UM graduate student donates laptops to Senegalese children

Students from Ecole Notre Dame, an elementary school in Senegal, utilize laptops donated through the One Laptop Per Child program. Stephanie Selvick, a graduate student at the University of Miami School of Arts and Sciences, traveled to Senegal with Justin Burnett, a student at the University of Minnesota, to deliver the laptops and train students and teachers how to use the computers.
Students from Ecole Notre Dame, an elementary school in Senegal, utilize laptops donated through the One Laptop Per Child program. Stephanie Selvick, a graduate  student at the University of Miami School of Arts and Sciences, traveled to Senegal with Justin Burnett, a student at the University of Minnesota, to deliver the laptops and train students and teachers how to use the computers.
Students from Ecole Notre Dame, an elementary school in Senegal, utilize laptops donated through the One Laptop Per Child program. Stephanie Selvick, a graduate student at the University of Miami School of Arts and Sciences, traveled to Senegal with Justin Burnett, a student at the University of Minnesota, to deliver the laptops and train students and teachers how to use the computers.

Looking through Facebook statuses, Stephanie Selvick, a University of Miami graduate student, saw an update that changed her summer.

One of her friends from her master’s programs had put a link to One Laptop per Child, an organization that oversees the creation of affordable computers for developing countries, up on her profile.

With nine days left to register, Selvick decided to pursue this opportunity.

“I was like, this is really going to screw up everything that I planned for my summer, but this looks kind of interesting,” she said.

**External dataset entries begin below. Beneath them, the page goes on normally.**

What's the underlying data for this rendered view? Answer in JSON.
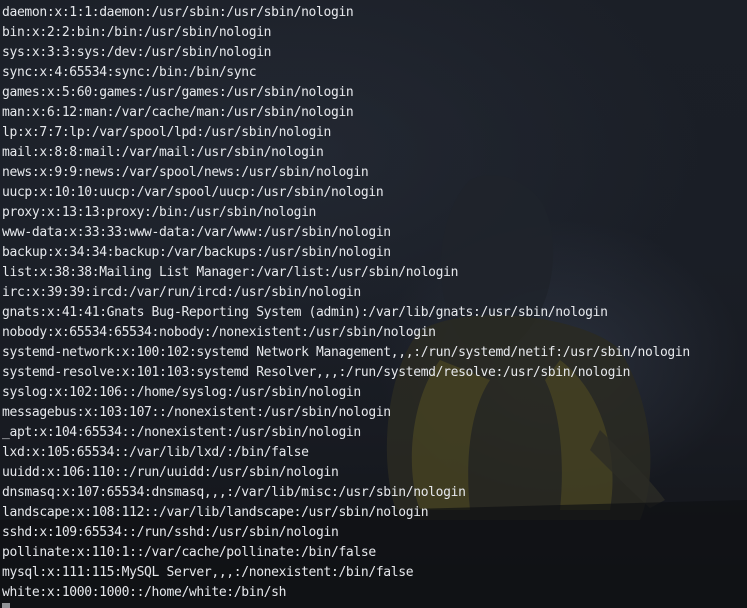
{
  "terminal": {
    "lines": [
      "daemon:x:1:1:daemon:/usr/sbin:/usr/sbin/nologin",
      "bin:x:2:2:bin:/bin:/usr/sbin/nologin",
      "sys:x:3:3:sys:/dev:/usr/sbin/nologin",
      "sync:x:4:65534:sync:/bin:/bin/sync",
      "games:x:5:60:games:/usr/games:/usr/sbin/nologin",
      "man:x:6:12:man:/var/cache/man:/usr/sbin/nologin",
      "lp:x:7:7:lp:/var/spool/lpd:/usr/sbin/nologin",
      "mail:x:8:8:mail:/var/mail:/usr/sbin/nologin",
      "news:x:9:9:news:/var/spool/news:/usr/sbin/nologin",
      "uucp:x:10:10:uucp:/var/spool/uucp:/usr/sbin/nologin",
      "proxy:x:13:13:proxy:/bin:/usr/sbin/nologin",
      "www-data:x:33:33:www-data:/var/www:/usr/sbin/nologin",
      "backup:x:34:34:backup:/var/backups:/usr/sbin/nologin",
      "list:x:38:38:Mailing List Manager:/var/list:/usr/sbin/nologin",
      "irc:x:39:39:ircd:/var/run/ircd:/usr/sbin/nologin",
      "gnats:x:41:41:Gnats Bug-Reporting System (admin):/var/lib/gnats:/usr/sbin/nologin",
      "nobody:x:65534:65534:nobody:/nonexistent:/usr/sbin/nologin",
      "systemd-network:x:100:102:systemd Network Management,,,:/run/systemd/netif:/usr/sbin/nologin",
      "systemd-resolve:x:101:103:systemd Resolver,,,:/run/systemd/resolve:/usr/sbin/nologin",
      "syslog:x:102:106::/home/syslog:/usr/sbin/nologin",
      "messagebus:x:103:107::/nonexistent:/usr/sbin/nologin",
      "_apt:x:104:65534::/nonexistent:/usr/sbin/nologin",
      "lxd:x:105:65534::/var/lib/lxd/:/bin/false",
      "uuidd:x:106:110::/run/uuidd:/usr/sbin/nologin",
      "dnsmasq:x:107:65534:dnsmasq,,,:/var/lib/misc:/usr/sbin/nologin",
      "landscape:x:108:112::/var/lib/landscape:/usr/sbin/nologin",
      "sshd:x:109:65534::/run/sshd:/usr/sbin/nologin",
      "pollinate:x:110:1::/var/cache/pollinate:/bin/false",
      "mysql:x:111:115:MySQL Server,,,:/nonexistent:/bin/false",
      "white:x:1000:1000::/home/white:/bin/sh"
    ]
  },
  "colors": {
    "background": "#1a1e26",
    "text": "#e6e8ec",
    "wallpaper_accent": "#8a8a3a"
  }
}
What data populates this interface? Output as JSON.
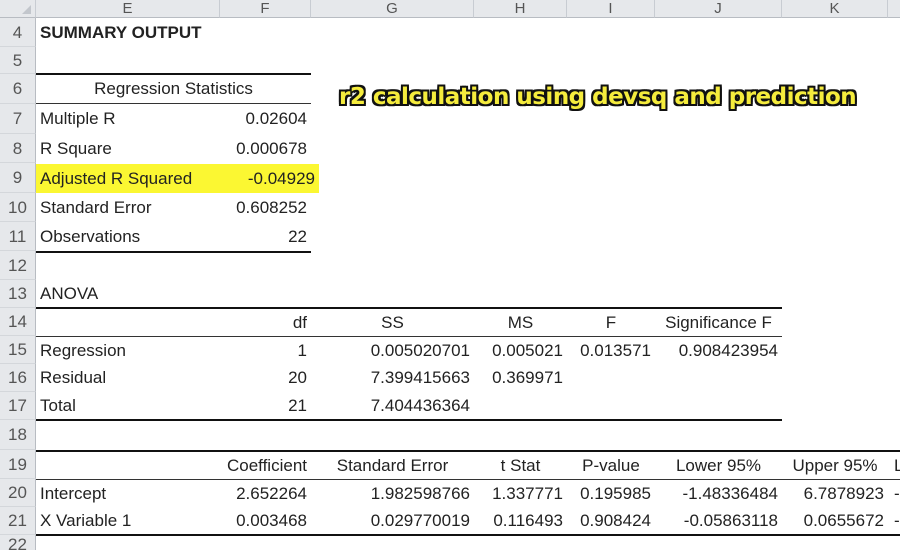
{
  "overlay_title": "r2 calculation using devsq and prediction",
  "highlight_color": "#fbf732",
  "columns": [
    "E",
    "F",
    "G",
    "H",
    "I",
    "J",
    "K"
  ],
  "rows": [
    "4",
    "5",
    "6",
    "7",
    "8",
    "9",
    "10",
    "11",
    "12",
    "13",
    "14",
    "15",
    "16",
    "17",
    "18",
    "19",
    "20",
    "21",
    "22"
  ],
  "summary": {
    "title": "SUMMARY OUTPUT",
    "regression_stats_header": "Regression Statistics",
    "stats": [
      {
        "label": "Multiple R",
        "value": "0.02604"
      },
      {
        "label": "R Square",
        "value": "0.000678"
      },
      {
        "label": "Adjusted R Squared",
        "value": "-0.04929",
        "highlighted": true
      },
      {
        "label": "Standard Error",
        "value": "0.608252"
      },
      {
        "label": "Observations",
        "value": "22"
      }
    ]
  },
  "anova": {
    "title": "ANOVA",
    "headers": [
      "",
      "df",
      "SS",
      "MS",
      "F",
      "Significance F"
    ],
    "rows": [
      [
        "Regression",
        "1",
        "0.005020701",
        "0.005021",
        "0.013571",
        "0.908423954"
      ],
      [
        "Residual",
        "20",
        "7.399415663",
        "0.369971",
        "",
        ""
      ],
      [
        "Total",
        "21",
        "7.404436364",
        "",
        "",
        ""
      ]
    ]
  },
  "coefficients": {
    "headers": [
      "",
      "Coefficient",
      "Standard Error",
      "t Stat",
      "P-value",
      "Lower 95%",
      "Upper 95%",
      "L"
    ],
    "rows": [
      [
        "Intercept",
        "2.652264",
        "1.982598766",
        "1.337771",
        "0.195985",
        "-1.48336484",
        "6.7878923",
        "-"
      ],
      [
        "X Variable 1",
        "0.003468",
        "0.029770019",
        "0.116493",
        "0.908424",
        "-0.05863118",
        "0.0655672",
        "-"
      ]
    ]
  }
}
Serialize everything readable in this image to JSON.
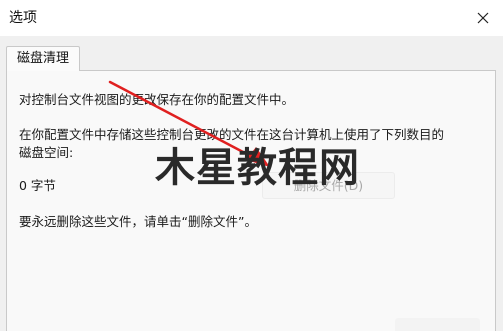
{
  "window": {
    "title": "选项",
    "close_icon": "close-icon"
  },
  "tabs": [
    {
      "label": "磁盘清理",
      "selected": true
    }
  ],
  "panel": {
    "line1": "对控制台文件视图的更改保存在你的配置文件中。",
    "line2": "在你配置文件中存储这些控制台更改的文件在这台计算机上使用了下列数目的",
    "line3": "磁盘空间:",
    "size_value": "0 字节",
    "delete_button_label": "删除文件(D)",
    "delete_button_enabled": false,
    "instruction": "要永远删除这些文件，请单击“删除文件”。"
  },
  "overlay": {
    "watermark_text": "木星教程网",
    "arrow_color": "#e02020"
  }
}
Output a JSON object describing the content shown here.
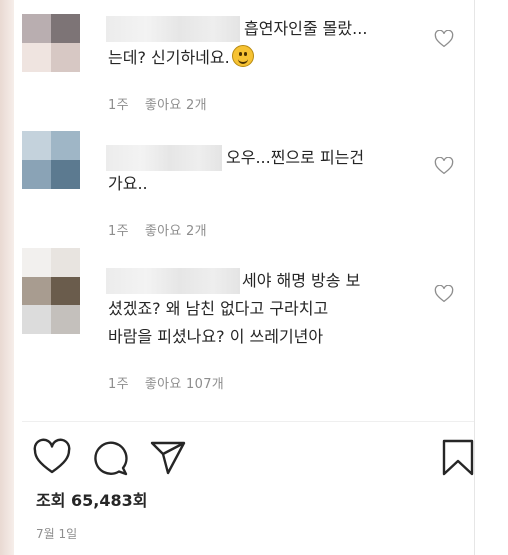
{
  "comments": [
    {
      "line1": "흡연자인줄 몰랐",
      "line1_more": "...",
      "line2": "는데? 신기하네요.",
      "emoji": "smiling-face",
      "age": "1주",
      "likes": "좋아요 2개",
      "avatar_colors": [
        "#b9aeb0",
        "#7d7476",
        "#efe4e0",
        "#d7c8c4"
      ]
    },
    {
      "line1": "오우...찐으로 피는건",
      "line2": "가요..",
      "age": "1주",
      "likes": "좋아요 2개",
      "avatar_colors": [
        "#c4d2dc",
        "#9fb6c6",
        "#8aa3b6",
        "#5c7a90"
      ]
    },
    {
      "line1": "세야 해명 방송 보",
      "line2": "셨겠죠? 왜 남친 없다고 구라치고",
      "line3": "바람을 피셨나요? 이 쓰레기년아",
      "age": "1주",
      "likes": "좋아요 107개",
      "avatar_colors": [
        "#f2f0ee",
        "#e8e4e0",
        "#a89c90",
        "#6a5c4c",
        "#dcdcdc",
        "#c4c0bc"
      ]
    }
  ],
  "actions": {
    "like_icon": "heart-outline-icon",
    "comment_icon": "speech-bubble-icon",
    "share_icon": "paper-plane-icon",
    "save_icon": "bookmark-icon"
  },
  "views": "조회 65,483회",
  "date": "7월 1일",
  "colors": {
    "text": "#262626",
    "muted": "#8e8e8e",
    "divider": "#efefef"
  }
}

OLPC responded by giving her a $10,000 grant. With the funds, she and teammate Justin Burnett, a senior at the University of Minnesota, brought 200 laptops to École Notre Dame, a elementary school in Mboro, Senegal.

Over the course of six weeks, they taught the children and adults there to operate these machines.

“From the first day we got there, the kids wanted to be our friends,” Burnett said. “Before we even started working, one group of girls had already invited us to go to the beach with them for the day.”

The students were generally Catholic or Muslim. They came from various economic backgrounds, but shared a desire to learn.

“All of the kids were enthusiastic and motivated from the start,” Burnett said. “They were able to pick up most basic skills quickly and impressively well. As I saw the kids begin to work the computers, I realized that this won’t just improve the way subjects are taught or learned, but it will get kids excited about doing it.”

The laptops were a variety of neon colors such as green and pink and featured French and English programming games and educational software that the teachers could incorporate into their curriculum.

Despite a language barrier, Selvick and her team were able to teach entire classes.

“Really, you only need to teach one student how to do something,” Selvick said. “So, if you can get one student that speaks a little bit of English you’re like this is how you do it and then they’ll teach everyone else, within a minute.”

The students, who were in first through fifth grade, even learned how to make videos on the laptops and went around town to conduct interviews and film the townspeople.

Selvick said the community and especially the mayor, whose wife taught at the school, were excited about the laptops.

Still, Selvick says she does not know how the computers will affect Mboro over time because education is not a cultural focus in western Africa.

“Education really isn’t their primary [concern],” Selvick said. “It was something that was kind of a culture shock for me.”

The director of École Notre Dame, already an advocate of computer literacy, was grateful for the laptops, making the school more receptive to the project.

The school also received free power and clean water from the local phosphorous factory, adding zero cost to the school for the use of the laptops.

For Burnett, the project shed light on the realities of international aid.

“This project did give me a new look at how foreign aid works,” Burnett said. “We saw a lot of half-finished or abandoned projects and we don’t want that to be this one.”

 

Correction (Oct. 12, 2009):

This story, published on Oct. 1, 2009, says that education was not a focus in Western Africa. It should have said that education was not a focus in Senegal.